Power Function Algorithm for Linear Regression Weights with Weibull Data Analysis

Abstract

Weighted Linear Regression (WLR) can be used to estimate Weibull parameters. With WLR, failure data with less variance weigh heavier. These weights depend on the total number of test objects, which is called the sample size n, and on the index of the ranked failure data i. The calculation of weights can be very challenging, particularly for larger sample sizes n and for non-integer data ranking i, which usually occurs with random censoring. There is a demand for a light-weight computing method that is also able to deal with non-integer ranking indices. The present paper discusses an algorithm that is both suitable for light-weight computing as well as for non-integer ranking indices. The development of the algorithm is based on asymptotic 3-parameter power functions that have been successfully employed to describe the estimated Weibull shape parameter bias and standard deviation that both monotonically approach zero with increasing sample size n.

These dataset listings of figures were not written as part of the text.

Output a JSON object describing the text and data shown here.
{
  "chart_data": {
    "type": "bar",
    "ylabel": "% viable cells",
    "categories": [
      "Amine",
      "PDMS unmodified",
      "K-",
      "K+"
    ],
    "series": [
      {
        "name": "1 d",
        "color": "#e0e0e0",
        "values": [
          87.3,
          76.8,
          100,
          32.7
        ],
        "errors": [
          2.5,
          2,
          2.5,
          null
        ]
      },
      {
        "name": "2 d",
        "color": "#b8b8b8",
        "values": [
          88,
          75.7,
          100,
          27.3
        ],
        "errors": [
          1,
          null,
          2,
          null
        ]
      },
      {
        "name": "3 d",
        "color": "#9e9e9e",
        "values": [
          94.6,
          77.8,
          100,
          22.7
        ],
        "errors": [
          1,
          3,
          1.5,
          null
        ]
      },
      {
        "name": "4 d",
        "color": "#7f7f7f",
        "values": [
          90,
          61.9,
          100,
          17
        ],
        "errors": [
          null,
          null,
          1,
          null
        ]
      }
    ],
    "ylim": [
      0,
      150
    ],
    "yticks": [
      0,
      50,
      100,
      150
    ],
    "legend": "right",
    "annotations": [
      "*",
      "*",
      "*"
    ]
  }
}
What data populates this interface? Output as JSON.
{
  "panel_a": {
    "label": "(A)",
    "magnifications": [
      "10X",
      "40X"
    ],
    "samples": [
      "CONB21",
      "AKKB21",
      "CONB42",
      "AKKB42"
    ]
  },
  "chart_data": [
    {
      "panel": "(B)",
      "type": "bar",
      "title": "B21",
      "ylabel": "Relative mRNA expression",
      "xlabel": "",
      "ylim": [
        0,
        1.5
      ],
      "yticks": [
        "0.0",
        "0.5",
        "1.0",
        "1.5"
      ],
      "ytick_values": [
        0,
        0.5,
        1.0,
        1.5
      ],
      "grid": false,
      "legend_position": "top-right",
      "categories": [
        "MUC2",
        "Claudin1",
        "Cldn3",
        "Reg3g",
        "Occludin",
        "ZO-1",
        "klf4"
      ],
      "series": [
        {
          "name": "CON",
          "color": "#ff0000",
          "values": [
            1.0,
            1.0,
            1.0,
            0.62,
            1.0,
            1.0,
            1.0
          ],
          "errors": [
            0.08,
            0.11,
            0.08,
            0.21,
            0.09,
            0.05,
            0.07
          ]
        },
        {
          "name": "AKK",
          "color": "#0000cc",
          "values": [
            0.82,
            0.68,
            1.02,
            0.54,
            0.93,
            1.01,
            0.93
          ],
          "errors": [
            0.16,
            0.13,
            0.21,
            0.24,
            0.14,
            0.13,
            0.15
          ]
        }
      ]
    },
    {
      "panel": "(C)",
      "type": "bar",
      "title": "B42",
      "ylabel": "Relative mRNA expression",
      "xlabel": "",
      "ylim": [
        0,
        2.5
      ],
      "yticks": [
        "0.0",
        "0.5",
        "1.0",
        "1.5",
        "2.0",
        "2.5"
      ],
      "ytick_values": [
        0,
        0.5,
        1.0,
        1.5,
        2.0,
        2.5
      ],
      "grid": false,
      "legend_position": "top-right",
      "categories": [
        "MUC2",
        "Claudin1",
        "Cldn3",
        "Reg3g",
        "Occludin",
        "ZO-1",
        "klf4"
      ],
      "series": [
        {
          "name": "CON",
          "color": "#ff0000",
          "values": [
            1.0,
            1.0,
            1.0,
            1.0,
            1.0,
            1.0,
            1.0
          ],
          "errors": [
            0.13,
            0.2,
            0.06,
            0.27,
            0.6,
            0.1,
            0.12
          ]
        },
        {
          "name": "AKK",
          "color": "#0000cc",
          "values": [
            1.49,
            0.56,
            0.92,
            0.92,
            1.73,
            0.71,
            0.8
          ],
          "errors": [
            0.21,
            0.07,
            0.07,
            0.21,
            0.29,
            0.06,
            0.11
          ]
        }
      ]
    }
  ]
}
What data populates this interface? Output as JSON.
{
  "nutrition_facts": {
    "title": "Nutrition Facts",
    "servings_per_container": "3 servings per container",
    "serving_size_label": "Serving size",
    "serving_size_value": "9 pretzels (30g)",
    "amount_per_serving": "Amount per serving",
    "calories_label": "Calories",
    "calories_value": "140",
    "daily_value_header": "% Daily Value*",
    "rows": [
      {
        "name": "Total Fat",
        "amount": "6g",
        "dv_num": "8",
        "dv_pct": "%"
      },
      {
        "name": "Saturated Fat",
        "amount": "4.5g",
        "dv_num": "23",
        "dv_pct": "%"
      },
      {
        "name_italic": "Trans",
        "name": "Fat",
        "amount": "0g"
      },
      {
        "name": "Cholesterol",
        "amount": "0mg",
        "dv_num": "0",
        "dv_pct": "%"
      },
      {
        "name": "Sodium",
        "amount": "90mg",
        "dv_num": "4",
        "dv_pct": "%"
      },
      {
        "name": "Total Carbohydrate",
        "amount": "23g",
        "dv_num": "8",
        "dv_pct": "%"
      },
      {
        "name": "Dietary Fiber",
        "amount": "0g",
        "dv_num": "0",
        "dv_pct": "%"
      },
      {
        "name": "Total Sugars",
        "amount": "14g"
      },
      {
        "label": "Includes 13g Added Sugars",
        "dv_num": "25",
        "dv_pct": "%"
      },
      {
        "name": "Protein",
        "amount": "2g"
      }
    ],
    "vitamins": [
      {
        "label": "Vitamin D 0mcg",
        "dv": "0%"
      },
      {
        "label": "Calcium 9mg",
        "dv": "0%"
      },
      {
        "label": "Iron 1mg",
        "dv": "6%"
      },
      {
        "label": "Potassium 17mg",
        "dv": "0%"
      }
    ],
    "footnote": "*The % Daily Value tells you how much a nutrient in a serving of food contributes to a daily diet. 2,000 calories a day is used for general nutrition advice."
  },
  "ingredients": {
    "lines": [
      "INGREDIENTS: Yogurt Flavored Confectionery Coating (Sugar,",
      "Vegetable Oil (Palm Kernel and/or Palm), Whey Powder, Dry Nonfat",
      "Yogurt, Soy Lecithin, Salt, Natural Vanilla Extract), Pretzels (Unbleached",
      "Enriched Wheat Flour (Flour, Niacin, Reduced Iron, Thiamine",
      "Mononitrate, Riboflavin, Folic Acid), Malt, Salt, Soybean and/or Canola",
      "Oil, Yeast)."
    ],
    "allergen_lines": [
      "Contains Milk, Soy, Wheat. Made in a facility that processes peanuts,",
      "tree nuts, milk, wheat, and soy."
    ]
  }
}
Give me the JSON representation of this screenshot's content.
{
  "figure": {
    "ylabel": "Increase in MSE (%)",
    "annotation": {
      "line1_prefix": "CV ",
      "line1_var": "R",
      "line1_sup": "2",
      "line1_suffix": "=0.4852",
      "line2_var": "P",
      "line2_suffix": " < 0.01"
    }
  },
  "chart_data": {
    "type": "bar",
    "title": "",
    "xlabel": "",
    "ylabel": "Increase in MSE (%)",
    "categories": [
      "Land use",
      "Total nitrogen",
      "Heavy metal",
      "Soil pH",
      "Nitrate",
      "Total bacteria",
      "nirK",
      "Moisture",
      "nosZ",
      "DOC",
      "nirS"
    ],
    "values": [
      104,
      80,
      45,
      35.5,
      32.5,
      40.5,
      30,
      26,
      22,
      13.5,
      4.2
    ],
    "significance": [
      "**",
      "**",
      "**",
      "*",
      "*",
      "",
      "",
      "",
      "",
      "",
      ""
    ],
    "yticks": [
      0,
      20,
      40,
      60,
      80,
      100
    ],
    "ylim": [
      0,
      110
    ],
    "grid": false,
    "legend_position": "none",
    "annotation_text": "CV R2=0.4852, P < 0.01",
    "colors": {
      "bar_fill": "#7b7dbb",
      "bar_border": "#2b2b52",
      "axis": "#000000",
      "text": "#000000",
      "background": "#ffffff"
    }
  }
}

The weight distributions for given sample size are not monotonic functions, but there are various asymptotic aspects that provide leads for a combination of asymptotic 3-parameter power functions. The developed algorithm incorporates 5 power functions. The performance is checked for sample sizes between 1 and 2000 for the maximum deviation. Furthermore the weight distribution is checked for very high similarity with the theoretical distribution.